Perante esta realidade a PE começou por se focar na internacionalização, constituiu a editora "Plural Editores" em Moçambique (2002) e Angola (2005). Este ano lançaram a "Plural Editores Timor Leste". Os objectivos são claros: "editar livros de autores locais, utilizando o know how e todas as competências do grupo em Portugal". A expressão internacional do negócio não tem parado de crescer e já vale cerca de 13 milhões de euros.
Outro caminho alternativo passou pela aposta na literatura, com a compra do grupo Bertelsmann - que incluía o Círculo de Leitores e a Bertrand, em 2010.

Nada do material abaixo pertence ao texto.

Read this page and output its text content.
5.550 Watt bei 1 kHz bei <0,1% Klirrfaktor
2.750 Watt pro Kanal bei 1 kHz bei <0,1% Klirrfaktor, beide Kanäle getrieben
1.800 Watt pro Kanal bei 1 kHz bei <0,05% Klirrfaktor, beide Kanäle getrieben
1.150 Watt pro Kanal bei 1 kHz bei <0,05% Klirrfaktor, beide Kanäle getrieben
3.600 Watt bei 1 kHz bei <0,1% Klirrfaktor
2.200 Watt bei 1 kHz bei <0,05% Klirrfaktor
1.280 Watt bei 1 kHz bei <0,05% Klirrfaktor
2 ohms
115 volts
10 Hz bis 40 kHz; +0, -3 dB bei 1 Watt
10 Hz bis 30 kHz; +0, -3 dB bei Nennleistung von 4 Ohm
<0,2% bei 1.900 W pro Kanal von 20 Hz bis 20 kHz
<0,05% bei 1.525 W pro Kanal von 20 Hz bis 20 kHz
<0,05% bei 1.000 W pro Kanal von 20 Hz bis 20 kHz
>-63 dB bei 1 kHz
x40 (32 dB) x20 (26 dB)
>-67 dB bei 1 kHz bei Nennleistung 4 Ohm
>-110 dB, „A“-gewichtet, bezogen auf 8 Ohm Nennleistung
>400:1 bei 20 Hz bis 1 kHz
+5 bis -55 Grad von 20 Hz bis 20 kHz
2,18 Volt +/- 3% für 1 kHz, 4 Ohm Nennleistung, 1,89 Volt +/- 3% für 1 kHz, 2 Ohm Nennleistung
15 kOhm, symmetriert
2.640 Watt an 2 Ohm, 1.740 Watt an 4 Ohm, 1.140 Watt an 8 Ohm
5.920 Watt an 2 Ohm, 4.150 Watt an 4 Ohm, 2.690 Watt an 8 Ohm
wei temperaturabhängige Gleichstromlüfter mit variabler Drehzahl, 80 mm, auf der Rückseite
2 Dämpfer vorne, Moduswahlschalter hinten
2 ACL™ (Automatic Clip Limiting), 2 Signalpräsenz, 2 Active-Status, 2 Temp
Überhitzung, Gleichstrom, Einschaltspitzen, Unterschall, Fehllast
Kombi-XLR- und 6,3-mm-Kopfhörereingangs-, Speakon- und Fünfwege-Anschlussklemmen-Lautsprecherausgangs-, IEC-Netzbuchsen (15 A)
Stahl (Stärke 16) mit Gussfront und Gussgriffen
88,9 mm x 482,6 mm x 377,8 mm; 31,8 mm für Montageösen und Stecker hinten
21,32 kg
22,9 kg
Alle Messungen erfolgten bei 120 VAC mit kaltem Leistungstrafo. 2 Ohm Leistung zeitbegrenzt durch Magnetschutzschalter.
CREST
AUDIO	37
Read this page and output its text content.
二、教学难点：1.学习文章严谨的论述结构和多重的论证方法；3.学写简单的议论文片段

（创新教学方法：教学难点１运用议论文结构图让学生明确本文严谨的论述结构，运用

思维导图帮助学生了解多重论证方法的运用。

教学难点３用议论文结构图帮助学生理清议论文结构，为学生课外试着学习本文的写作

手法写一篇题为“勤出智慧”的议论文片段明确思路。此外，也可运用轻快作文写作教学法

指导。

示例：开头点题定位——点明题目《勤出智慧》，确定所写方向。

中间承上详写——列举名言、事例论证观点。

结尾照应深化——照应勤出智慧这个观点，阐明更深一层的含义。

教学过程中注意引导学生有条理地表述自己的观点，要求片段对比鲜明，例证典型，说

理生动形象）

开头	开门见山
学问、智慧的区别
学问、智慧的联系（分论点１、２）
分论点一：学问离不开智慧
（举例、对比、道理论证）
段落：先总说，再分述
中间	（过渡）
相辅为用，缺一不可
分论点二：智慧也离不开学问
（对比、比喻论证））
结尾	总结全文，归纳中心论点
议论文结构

"Para não ficar mais pequena, a Porto Editora precisava de encontrar mercados alternativos..." "E foi isso que se fez!" Hoje a PE tem o privilégio de somar um leque de autores de prestígio que inclui nomes como o Nobel Saramago e Sophia de Mello Breyner Andresen, passando pelos best-sellers Luís Miguel Rocha, Valter Hugo Mãe, José Luís Peixoto ou Luís Sepúlveda... Para Vasco não há segredos, os autores "sentem que há aqui um trabalho cuidado, que há uma atenção e um cumprimento rigoroso dos compromissos. E isso dá-lhes muita tranquilidade para sentirem segurança para o futuro...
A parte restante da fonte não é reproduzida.